Three justices wrote in the majority that, “no allegations of fraud or illegality” came up in examination of the ballots.
“Failures to include a handwritten name, address or date in the voter declaration on the back of the outer envelope, while constituting technical violations of the Election Code, do not warrant the wholesale disenfranchisement of thousands of Pennsylvania voters,” Justice Christine L. Donohue wrote for the majority.
Two other justices joined Donohue, while other members of the court issued separate opinions. In one separate opinion, Justice David N. Wecht wrote that while he agrees technically deficient ballots should be counted this year, he does not believe the absence of a date on the declaration “should be overlooked as a ‘minor irregularity.'”

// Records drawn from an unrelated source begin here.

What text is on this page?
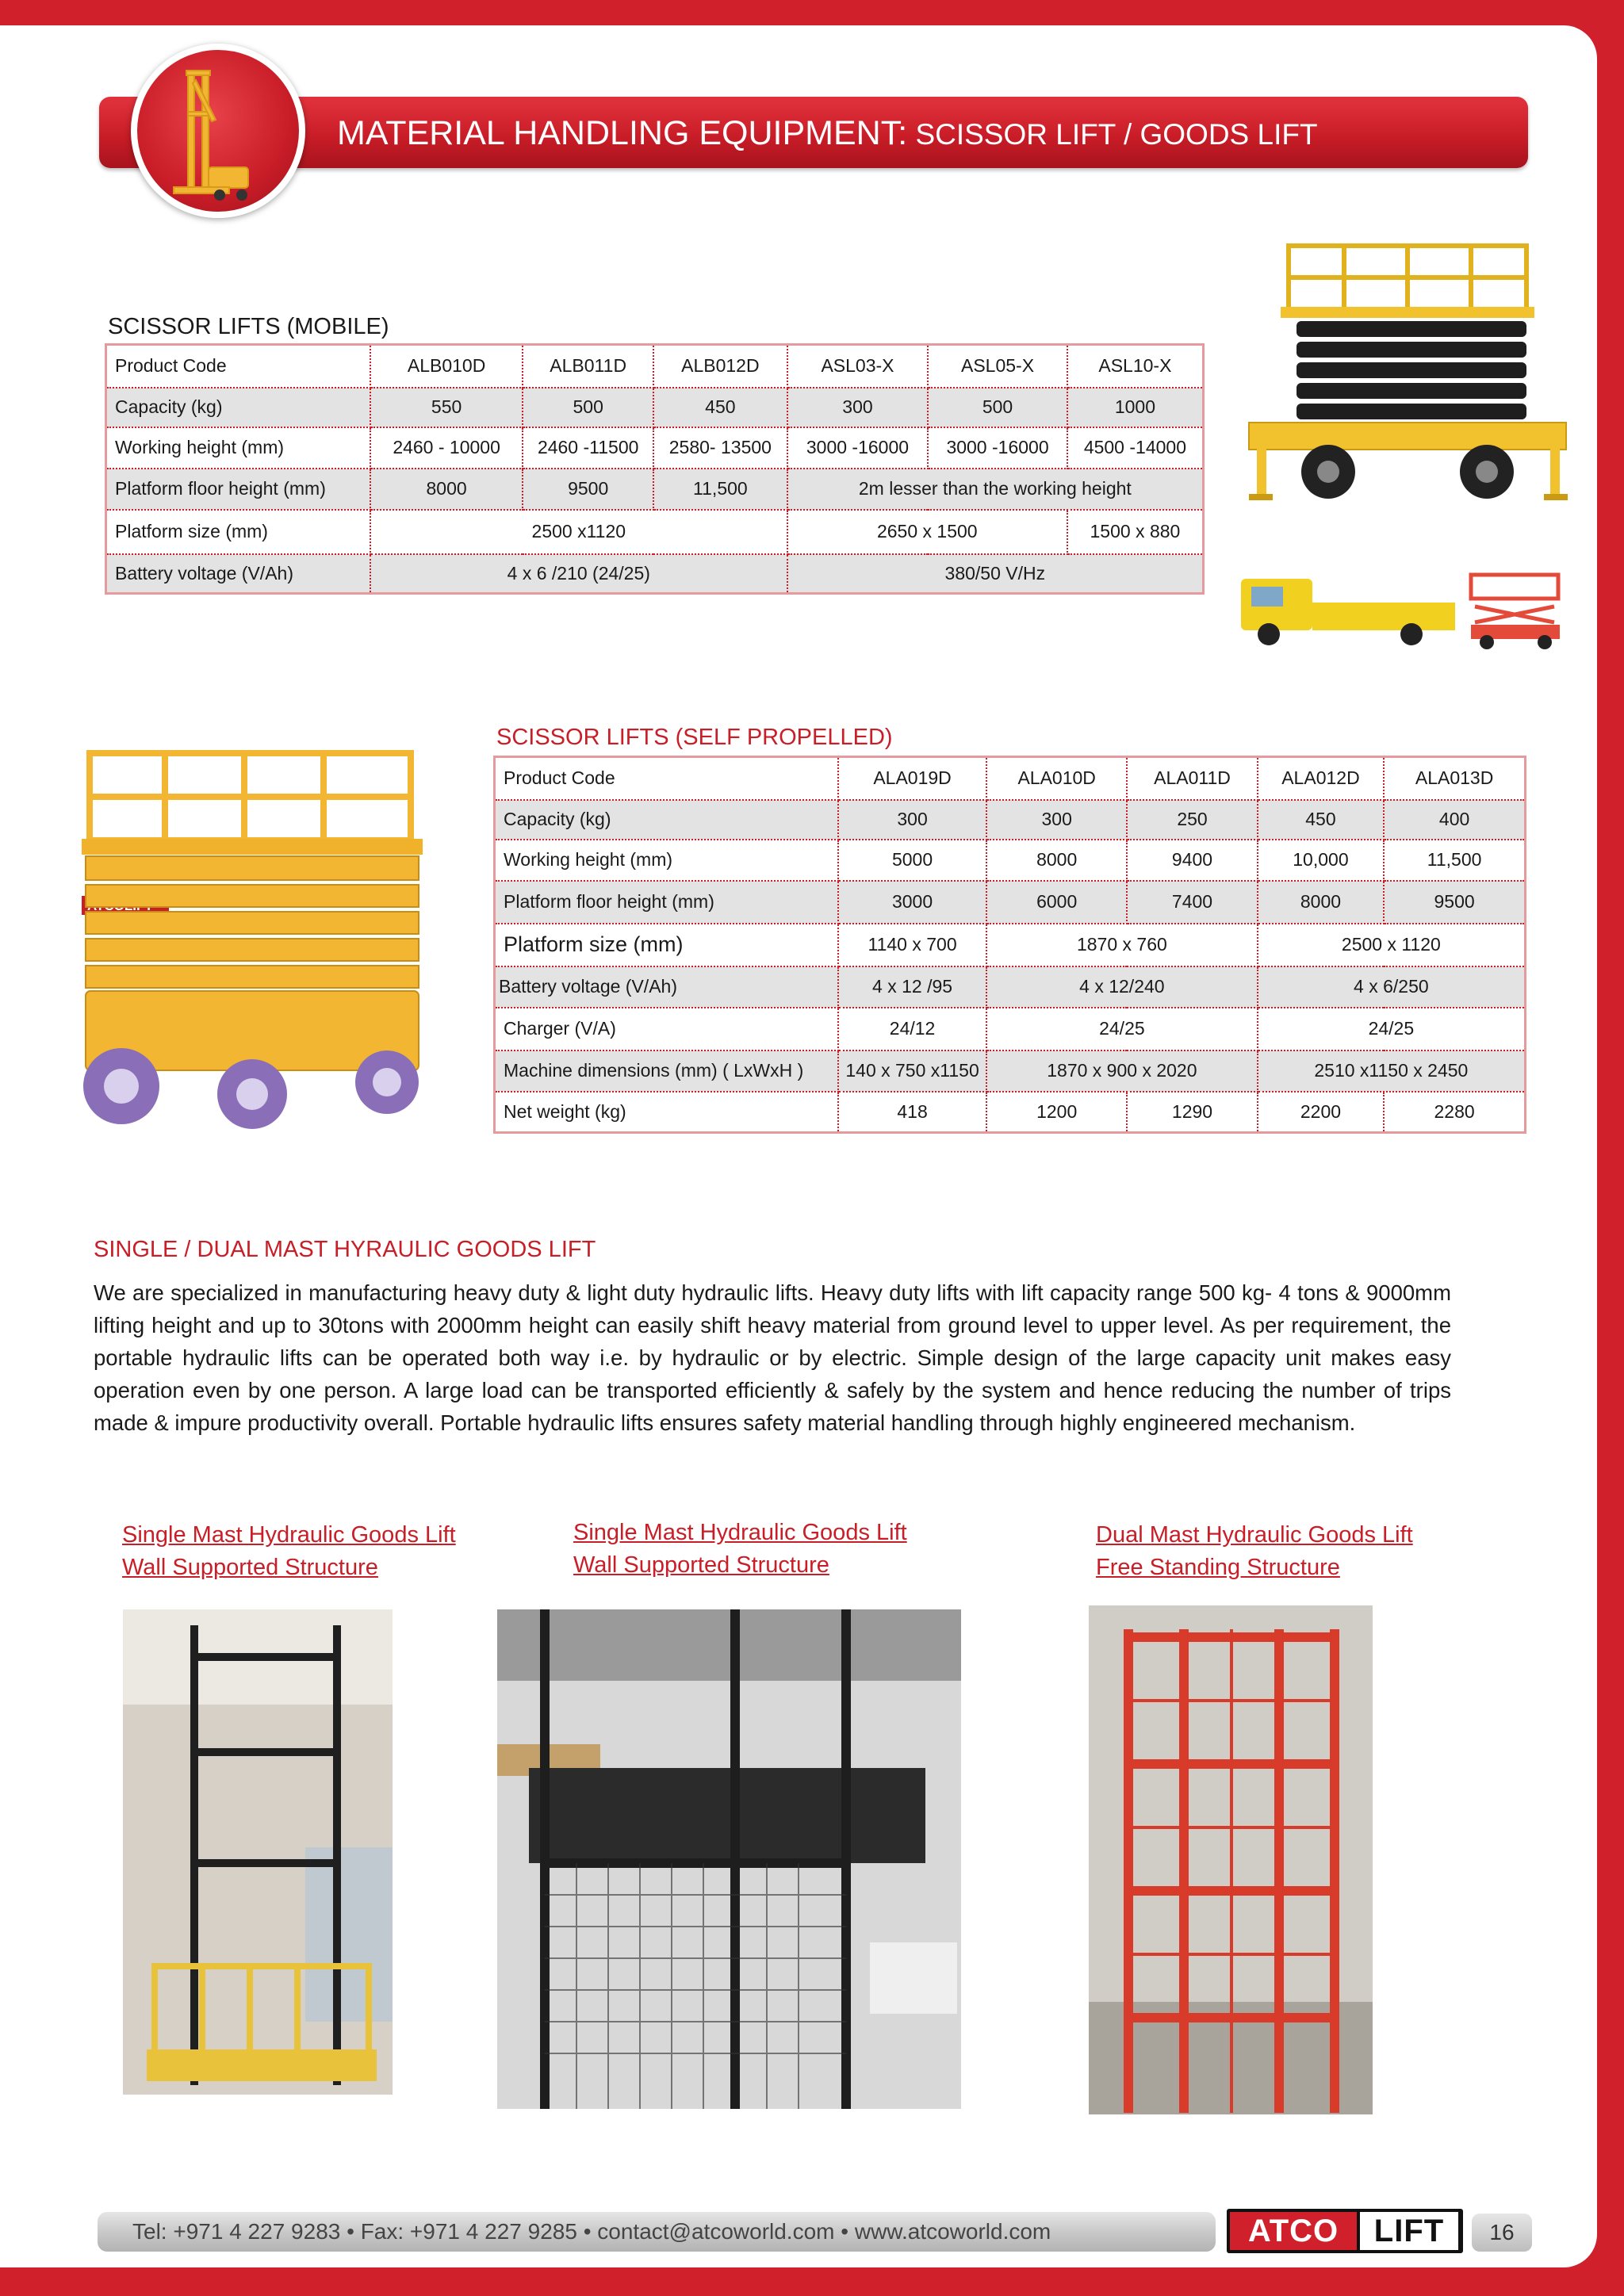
MATERIAL HANDLING EQUIPMENT: SCISSOR LIFT / GOODS LIFT
SCISSOR LIFTS (MOBILE)
Product Code	ALB010D	ALB011D	ALB012D	ASL03-X	ASL05-X	ASL10-X
Capacity (kg)	550	500	450	300	500	1000
Working height (mm)	2460 - 10000	2460 -11500	2580- 13500	3000 -16000	3000 -16000	4500 -14000
Platform floor height (mm)	8000	9500	11,500	2m lesser than the working height		
Platform size (mm)	2500 x1120			2650 x 1500		1500 x 880
Battery voltage (V/Ah)	4 x 6 /210 (24/25)			380/50 V/Hz		
SCISSOR LIFTS (SELF PROPELLED)
Product Code	ALA019D	ALA010D	ALA011D	ALA012D	ALA013D
Capacity (kg)	300	300	250	450	400
Working height (mm)	5000	8000	9400	10,000	11,500
Platform floor height (mm)	3000	6000	7400	8000	9500
Platform size (mm)	1140 x 700	1870 x 760		2500 x 1120	
Battery voltage (V/Ah)	4 x 12 /95	4 x 12/240		4 x 6/250	
Charger (V/A)	24/12	24/25		24/25	
Machine dimensions (mm) ( LxWxH )	140 x 750 x1150	1870 x 900 x 2020		2510 x1150 x 2450	
Net weight (kg)	418	1200	1290	2200	2280
SINGLE / DUAL MAST HYRAULIC GOODS LIFT
We are specialized in manufacturing heavy duty & light duty hydraulic lifts. Heavy duty lifts with lift capacity range 500 kg- 4 tons & 9000mm lifting height and up to 30tons with 2000mm height can easily shift heavy material from ground level to upper level. As per requirement, the portable hydraulic lifts can be operated both way i.e. by hydraulic or by electric. Simple design of the large capacity unit makes easy operation even by one person. A large load can be transported efficiently & safely by the system and hence reducing the number of trips made & impure productivity overall. Portable hydraulic lifts ensures safety material handling through highly engineered mechanism.
Single Mast Hydraulic Goods Lift
Wall Supported Structure
Single Mast Hydraulic Goods Lift
Wall Supported Structure
Dual Mast Hydraulic Goods Lift
Free Standing Structure
Tel: +971 4 227 9283 • Fax: +971 4 227 9285 • contact@atcoworld.com • www.atcoworld.com	ATCO	LIFT	16
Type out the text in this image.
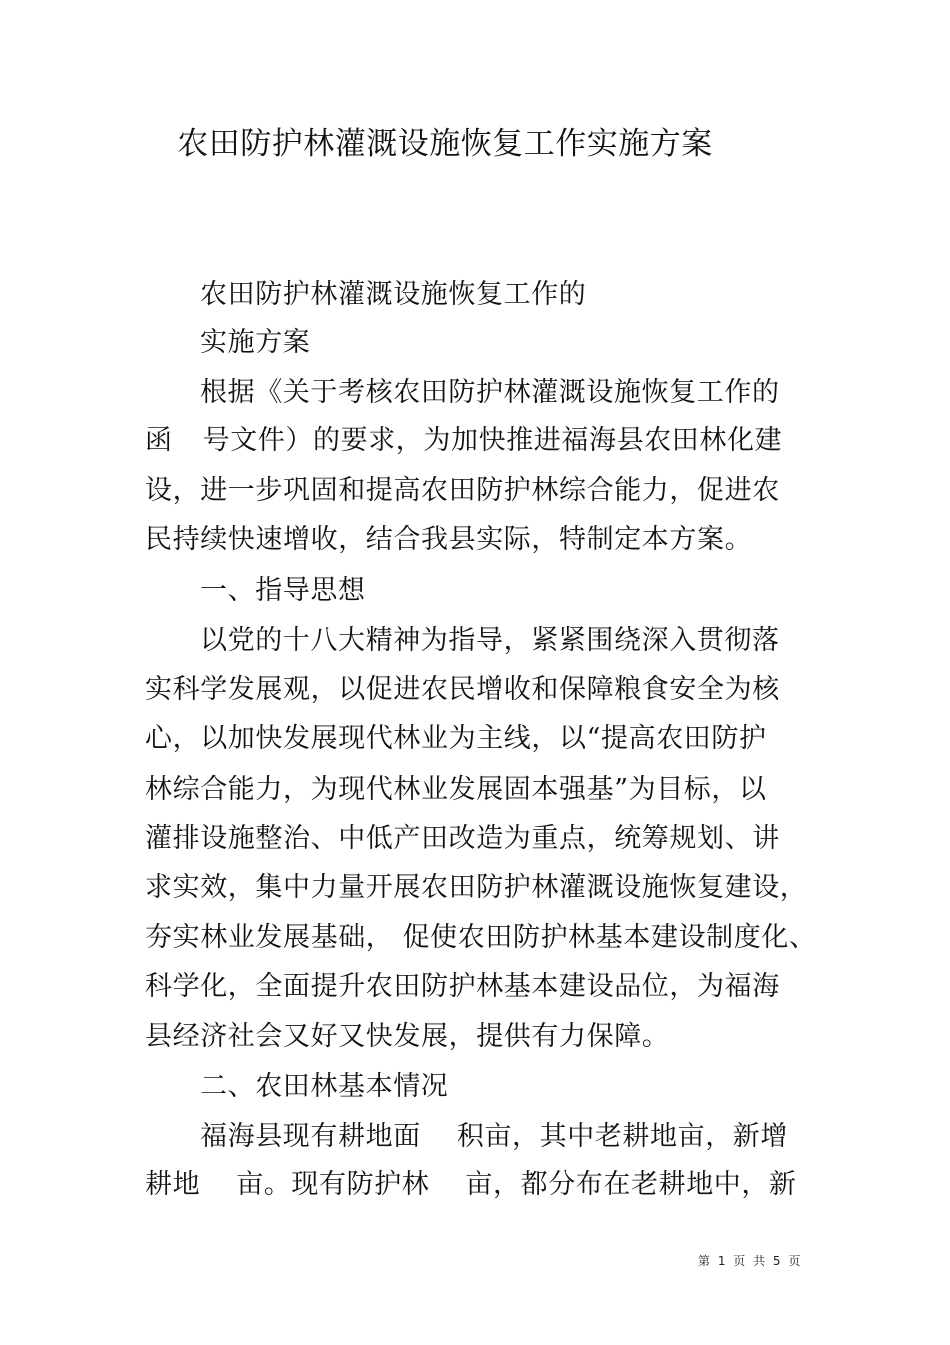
农田防护林灌溉设施恢复工作实施方案
农田防护林灌溉设施恢复工作的
实施方案
根据《关于考核农田防护林灌溉设施恢复工作的
函 号文件）的要求，为加快推进福海县农田林化建
设，进一步巩固和提高农田防护林综合能力，促进农
民持续快速增收，结合我县实际，特制定本方案。
一、指导思想
以党的十八大精神为指导，紧紧围绕深入贯彻落
实科学发展观，以促进农民增收和保障粮食安全为核
心，以加快发展现代林业为主线，以“提高农田防护
林综合能力，为现代林业发展固本强基”为目标，以
灌排设施整治、中低产田改造为重点，统筹规划、讲
求实效，集中力量开展农田防护林灌溉设施恢复建设，
夯实林业发展基础， 促使农田防护林基本建设制度化、
科学化，全面提升农田防护林基本建设品位，为福海
县经济社会又好又快发展，提供有力保障。
二、农田林基本情况
福海县现有耕地面 积亩，其中老耕地亩，新增
耕地 亩。现有防护林 亩，都分布在老耕地中，新
第 1 页 共 5 页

Wecht wrote, “in future elections, I would treat the date and sign requirement as mandatory … with the omission of either item sufficient without more to invalidate the ballot in question.”
Wecht concluded his concurring and dissenting opinion with the “hope that the General Assembly sees fit to refine and clarify the Election Code” in the future.
In a second concurring, dissenting opinion, Justice Kevin M. Dougherty, joined by Chief Justice Thomas G. Saylor and Justice Sallie Updyke Mundy, wrote that the justices agreed the deficient ballots should be counted this year and that ballots missing “fill out” information, such as printed name or address, should not be voided due to technical faults. However, Justice Dougherty noted that “the terms “date” and “sign” — which were included by the legislature — are self-evident,” and that they “do not view the absence of a date as a mere technical insufficiency we may overlook.”
The court also ruled on a similar, separate challenge by a Republican candidate for state senate in Allegheny County contesting 2,349 ballots. The court denied that request as well.
All 10,678 ballots will count towards the 2020 election.